DOJ reverses course and seeks to defend orders targeting law firms

Updated March 22, 2026 – Above the Law: Biglaw Executive Order Fight Heads To D.C. Circuit (For Real This Time). After dropping and un-dropping its appeals, DOJ now has a date to explain itself…The DOJ filed a full-throated defense of the EOs, pointing to the yellow-bellied nine Biglaw firms (A& O Shearman; Cadwalader; Kirkland & Ellis; Latham & Watkins; Milbank; Paul, Weiss; Simpson Thacher; Skadden; and Wilkie Farr) as evidence the EOs were totally constitutional. The fighting four firms are expected to file their briefs by March 27 (the DOJ will then have until April 10 to respond). And then oral arguments are on for May and the appellate court will weigh in on whether retaliation against law firms is somehow a “core presidential power.”

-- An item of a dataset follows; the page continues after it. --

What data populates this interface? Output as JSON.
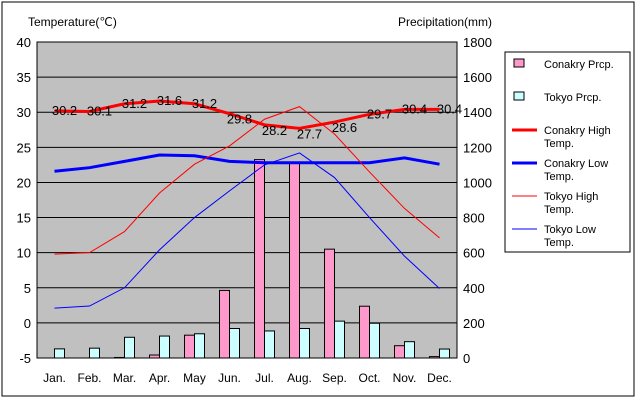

Follow up to Just Security Litigation Litigation Tracker: Legal Challenges to Trump Administration Action Against Law Firms and Lawyers (Executive Order 14230 – Perkins Coie) (Executive Order 14246 – Jenner & Block) (Executive Order – WilmerHale) (Presidential Memorandum) – And AP – President Donald Trump announced deals Friday with five law firms that will allow them to avoid the prospect of punishing executive orders and require them to together provide hundreds of millions of dollars’ worth of free legal services for causes his administration says it supports. The resolutions reflect the Republican president’s continued success in bending prominent law firms to his will as they seek to cut deals with his administration to avoid being targeted by White House sanctions like the ones confronting others in the legal community. The White House said that the firms of Kirkland & Ellis LLP; Allen Overy Shearman Sterling US LLP; Simpson Thacher & Bartlett LLP; and Latham & Watkins LLP would each provide $125 million in free legal work for causes including veterans affairs and combatting anti-Semitism. As part of the agreement, the administration agreed to withdraw letters from the Equal Employment Opportunity Commission demanding information about whether the firms were engaged in discriminatory hiring practices…”

See the most recent action – Washington Post [no paywall] – “The Trump administration said Tuesday that it still wanted to defend President Donald Trump’s executive orders sanctioning several law firms, abruptly reversing course from its position a day earlier. Judges last year blocked Trump’s orders aimed at the firms, which had hired his perceived foes or took on cases he disliked. The Justice Department was appealing those rulings and trying to restore the orders, which demanded that the firms lose access to government contracts and buildings. On Monday evening, the agency said in a filing that it wanted to abandon the appeals, essentially admitting defeat. The law firms hailed that decision, with one saying the administration “capitulated.” But in a startling turnaround less than 24 hours later, the administration wrote in a brief filing in the U.S. Court of Appeals for the D.C. Circuit that it was seeking to withdraw its motion from a day earlier….”

See also The New York Times Gift Article: “Trump Administration, in Reversal, Tries to Continue Fight Against Law Firms. The administration told a court on Monday that it was abandoning its defense of executive orders targeting the firms. But on Tuesday, the Justice Department abruptly changed its position.